Catie KNOWS your heart now in ways we aren't able to imagine!!! I wanted to tell you - Yes, you will ALWAYS have your "Catie Moments". It has been 30 years since my mom went to be with the Lord(I was 11). I still have "mommy moments". I never know what will trigger them. Usually it is a smell or a taste. But sometimes I meet someone that reminds me of her in some particular way or I see something she liked. So be assured you WON"T forget her- I promise.

In HIS grip,
Becky

sara said...

The post was good. May you continue to have Catie moments. I miss Catie.


sara

addie&daniel said...

ha ha ha - that Izzy story just made me roll....

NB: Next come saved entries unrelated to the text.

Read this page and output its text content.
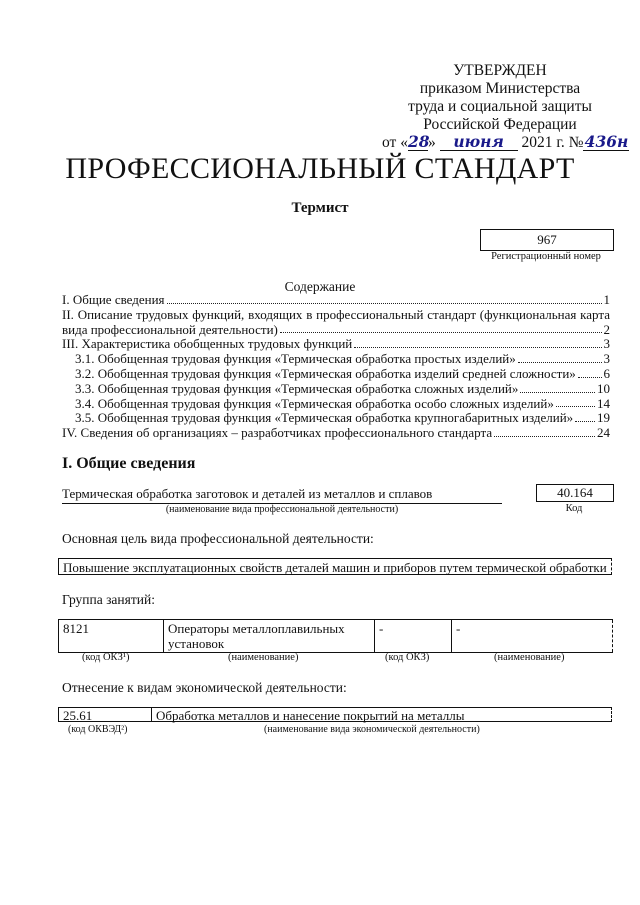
УТВЕРЖДЕН
приказом Министерства
труда и социальной защиты
Российской Федерации
от «28» июня 2021 г. №436н
ПРОФЕССИОНАЛЬНЫЙ СТАНДАРТ
Термист
967
Регистрационный номер
Содержание
I. Общие сведения	1
II. Описание трудовых функций, входящих в профессиональный стандарт (функциональная карта
вида профессиональной деятельности)	2
III. Характеристика обобщенных трудовых функций	3
3.1. Обобщенная трудовая функция «Термическая обработка простых изделий»	3
3.2. Обобщенная трудовая функция «Термическая обработка изделий средней сложности» 6
3.3. Обобщенная трудовая функция «Термическая обработка сложных изделий»	10
3.4. Обобщенная трудовая функция «Термическая обработка особо сложных изделий»	14
3.5. Обобщенная трудовая функция «Термическая обработка крупногабаритных изделий» 19
IV. Сведения об организациях – разработчиках профессионального стандарта	24
I. Общие сведения
Термическая обработка заготовок и деталей из металлов и сплавов
(наименование вида профессиональной деятельности)
40.164
Код
Основная цель вида профессиональной деятельности:
Повышение эксплуатационных свойств деталей машин и приборов путем термической обработки
Группа занятий:
8121	Операторы металлоплавильных установок	-	-
(код ОКЗ¹)	(наименование)	(код ОКЗ)	(наименование)
Отнесение к видам экономической деятельности:
25.61	Обработка металлов и нанесение покрытий на металлы
(код ОКВЭД²)	(наименование вида экономической деятельности)
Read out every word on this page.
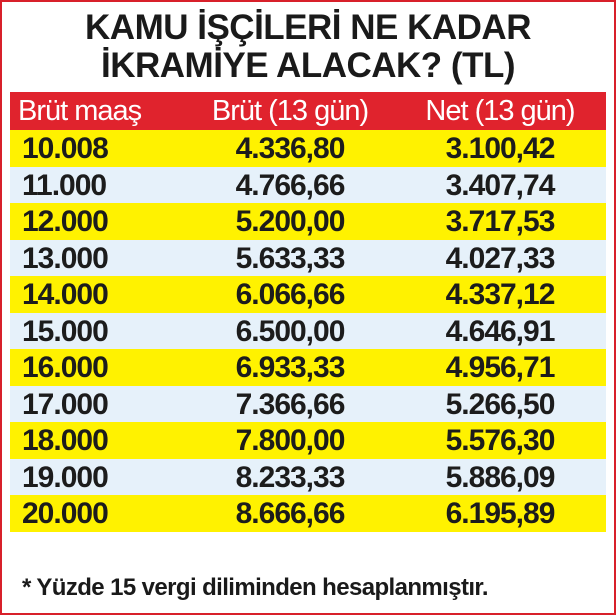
KAMU İŞÇİLERİ NE KADAR
İKRAMİYE ALACAK? (TL)
Brüt maaş	Brüt (13 gün)	Net (13 gün)
10.008	4.336,80	3.100,42
11.000	4.766,66	3.407,74
12.000	5.200,00	3.717,53
13.000	5.633,33	4.027,33
14.000	6.066,66	4.337,12
15.000	6.500,00	4.646,91
16.000	6.933,33	4.956,71
17.000	7.366,66	5.266,50
18.000	7.800,00	5.576,30
19.000	8.233,33	5.886,09
20.000	8.666,66	6.195,89
* Yüzde 15 vergi diliminden hesaplanmıştır.
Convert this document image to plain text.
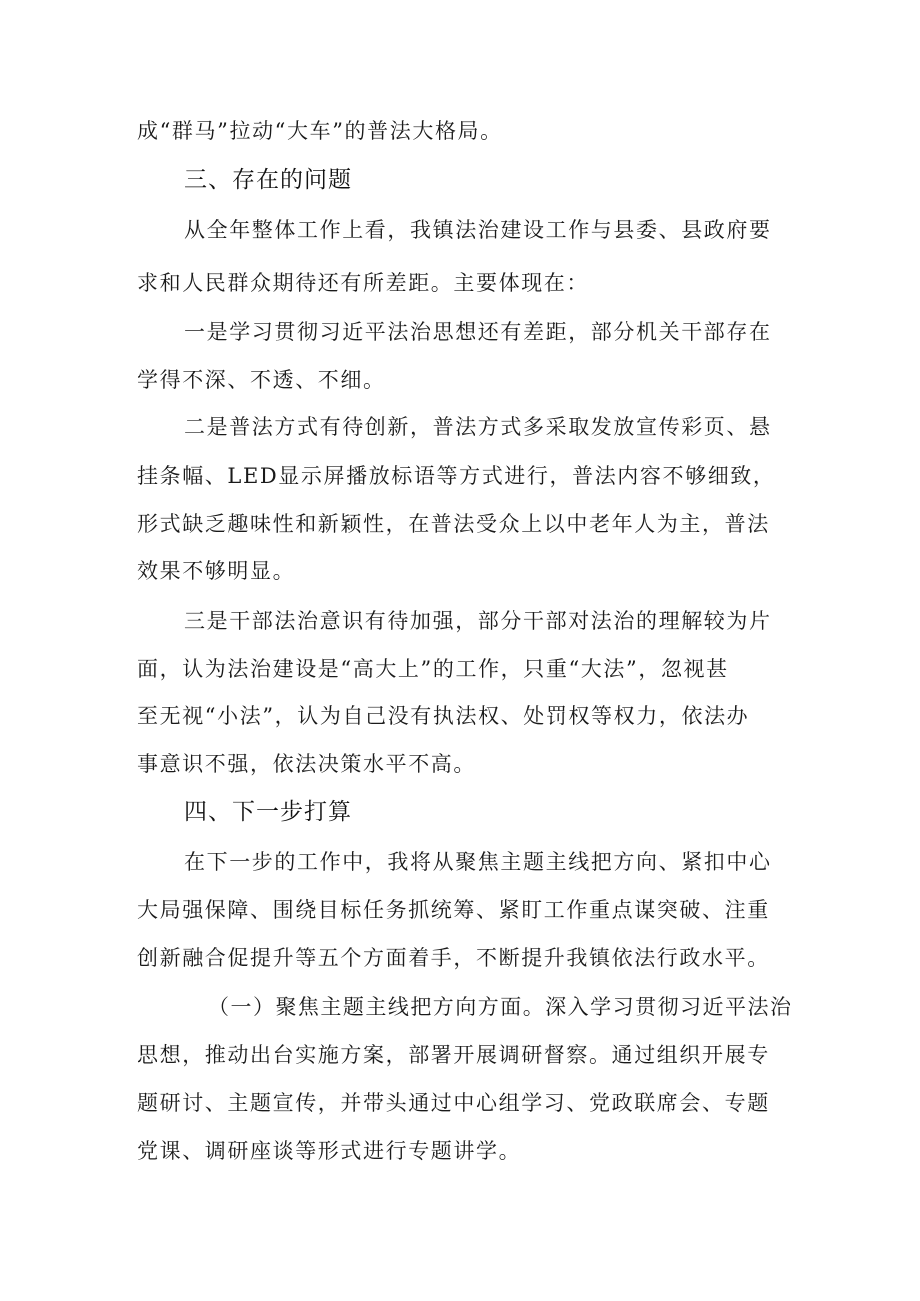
成“群马”拉动“大车”的普法大格局。
三、存在的问题
从全年整体工作上看，我镇法治建设工作与县委、县政府要
求和人民群众期待还有所差距。主要体现在：
一是学习贯彻习近平法治思想还有差距，部分机关干部存在
学得不深、不透、不细。
二是普法方式有待创新，普法方式多采取发放宣传彩页、悬
挂条幅、LED显示屏播放标语等方式进行，普法内容不够细致，
形式缺乏趣味性和新颖性，在普法受众上以中老年人为主，普法
效果不够明显。
三是干部法治意识有待加强，部分干部对法治的理解较为片
面，认为法治建设是“高大上”的工作，只重“大法”，忽视甚
至无视“小法”，认为自己没有执法权、处罚权等权力，依法办
事意识不强，依法决策水平不高。
四、下一步打算
在下一步的工作中，我将从聚焦主题主线把方向、紧扣中心
大局强保障、围绕目标任务抓统筹、紧盯工作重点谋突破、注重
创新融合促提升等五个方面着手，不断提升我镇依法行政水平。
（一）聚焦主题主线把方向方面。深入学习贯彻习近平法治
思想，推动出台实施方案，部署开展调研督察。通过组织开展专
题研讨、主题宣传，并带头通过中心组学习、党政联席会、专题
党课、调研座谈等形式进行专题讲学。
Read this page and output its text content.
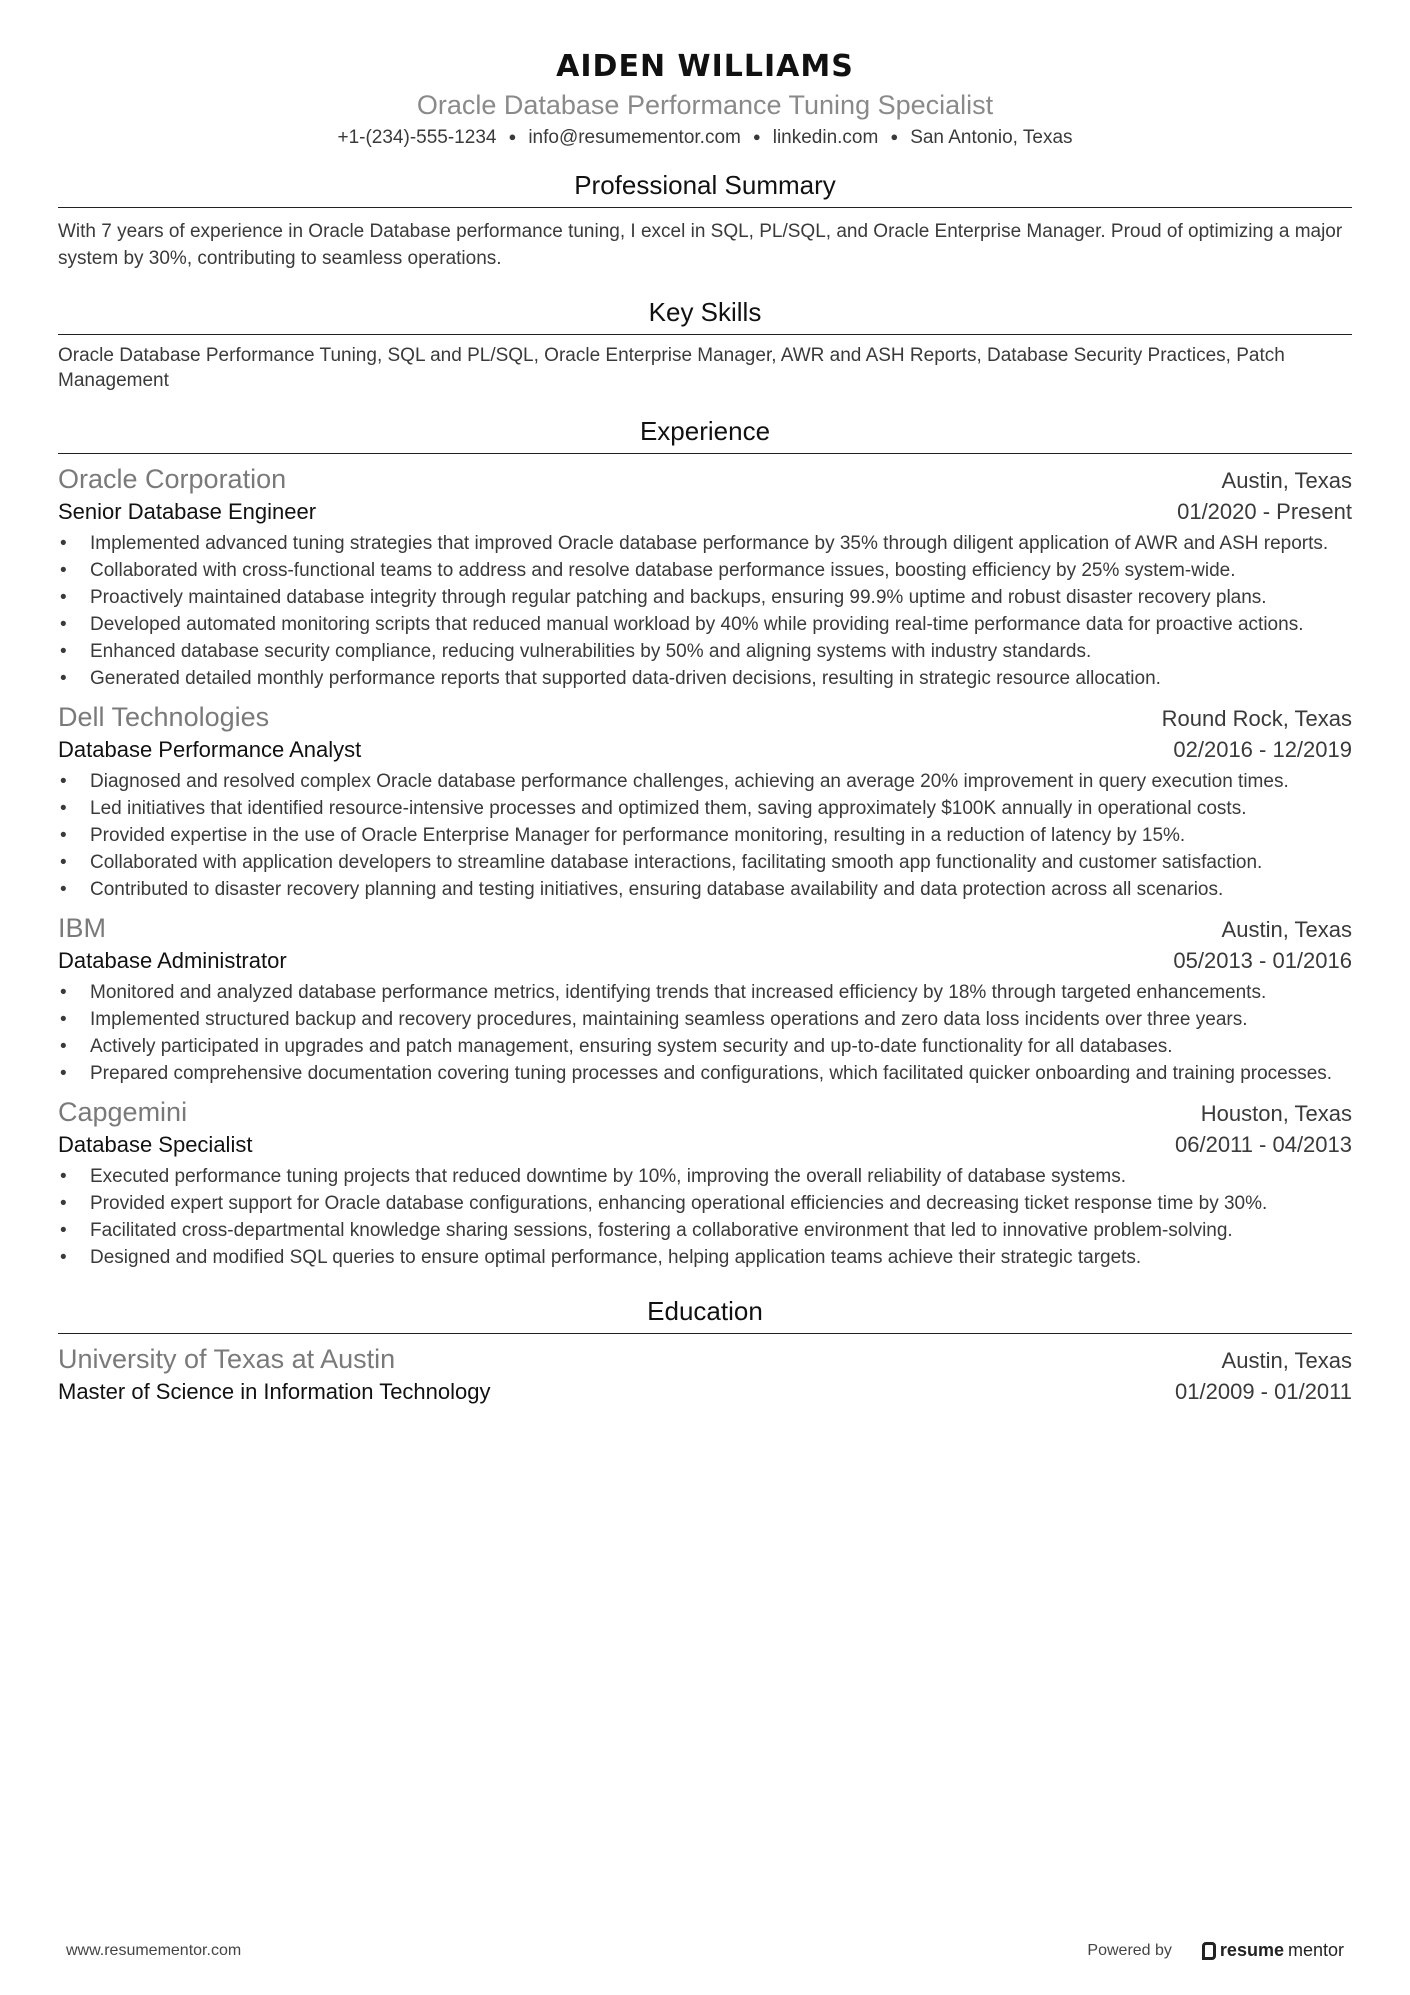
AIDEN WILLIAMS
Oracle Database Performance Tuning Specialist
+1-(234)-555-1234 ● info@resumementor.com ● linkedin.com ● San Antonio, Texas
Professional Summary
With 7 years of experience in Oracle Database performance tuning, I excel in SQL, PL/SQL, and Oracle Enterprise Manager. Proud of optimizing a major system by 30%, contributing to seamless operations.
Key Skills
Oracle Database Performance Tuning, SQL and PL/SQL, Oracle Enterprise Manager, AWR and ASH Reports, Database Security Practices, Patch Management
Experience
Oracle Corporation	Austin, Texas
Senior Database Engineer	01/2020 - Present
• Implemented advanced tuning strategies that improved Oracle database performance by 35% through diligent application of AWR and ASH reports.
• Collaborated with cross-functional teams to address and resolve database performance issues, boosting efficiency by 25% system-wide.
• Proactively maintained database integrity through regular patching and backups, ensuring 99.9% uptime and robust disaster recovery plans.
• Developed automated monitoring scripts that reduced manual workload by 40% while providing real-time performance data for proactive actions.
• Enhanced database security compliance, reducing vulnerabilities by 50% and aligning systems with industry standards.
• Generated detailed monthly performance reports that supported data-driven decisions, resulting in strategic resource allocation.
Dell Technologies	Round Rock, Texas
Database Performance Analyst	02/2016 - 12/2019
• Diagnosed and resolved complex Oracle database performance challenges, achieving an average 20% improvement in query execution times.
• Led initiatives that identified resource-intensive processes and optimized them, saving approximately $100K annually in operational costs.
• Provided expertise in the use of Oracle Enterprise Manager for performance monitoring, resulting in a reduction of latency by 15%.
• Collaborated with application developers to streamline database interactions, facilitating smooth app functionality and customer satisfaction.
• Contributed to disaster recovery planning and testing initiatives, ensuring database availability and data protection across all scenarios.
IBM	Austin, Texas
Database Administrator	05/2013 - 01/2016
• Monitored and analyzed database performance metrics, identifying trends that increased efficiency by 18% through targeted enhancements.
• Implemented structured backup and recovery procedures, maintaining seamless operations and zero data loss incidents over three years.
• Actively participated in upgrades and patch management, ensuring system security and up-to-date functionality for all databases.
• Prepared comprehensive documentation covering tuning processes and configurations, which facilitated quicker onboarding and training processes.
Capgemini	Houston, Texas
Database Specialist	06/2011 - 04/2013
• Executed performance tuning projects that reduced downtime by 10%, improving the overall reliability of database systems.
• Provided expert support for Oracle database configurations, enhancing operational efficiencies and decreasing ticket response time by 30%.
• Facilitated cross-departmental knowledge sharing sessions, fostering a collaborative environment that led to innovative problem-solving.
• Designed and modified SQL queries to ensure optimal performance, helping application teams achieve their strategic targets.
Education
University of Texas at Austin	Austin, Texas
Master of Science in Information Technology	01/2009 - 01/2011
www.resumementor.com	Powered by	resume mentor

and that letter to Catie is just beautiful.... she was/is very lucky to be loved so much

Catherine Rogers said...

These days joy is bittersweet, and the sadness comes in waves. But all in all, healing is taking place in our lives, yours and mine. Our precious ones, your Catie, my Terry, want us to be happy and move along in life with tender steps careful to not stumble with a heavy grief that might weigh us down. I think if we listen oh so carefully we can hear them laughing, singing, cheering us on, encouraging us on the road ahead we face without them. They were, they are greatly loved; forever in our hearts, lingering in our minds and always finding ways to remind us that they still belong to us and we to them. Thank God for his loving heart that lifts us when we become too grieved, too blinded to see those subtle things. By the way, Izzy is getting cuter by the day. What a doll. Hug her for me!

Catherine Rogers said...

I forgot to mention, yesterday was our 30th anniversary. I took our children and granddaughter to Gatlinburg for a a couple of days to celebrate his amazing life. We miss him so much, but I have learned from you that God gives us grace to face each new day. Bless you Jenny! Hugs!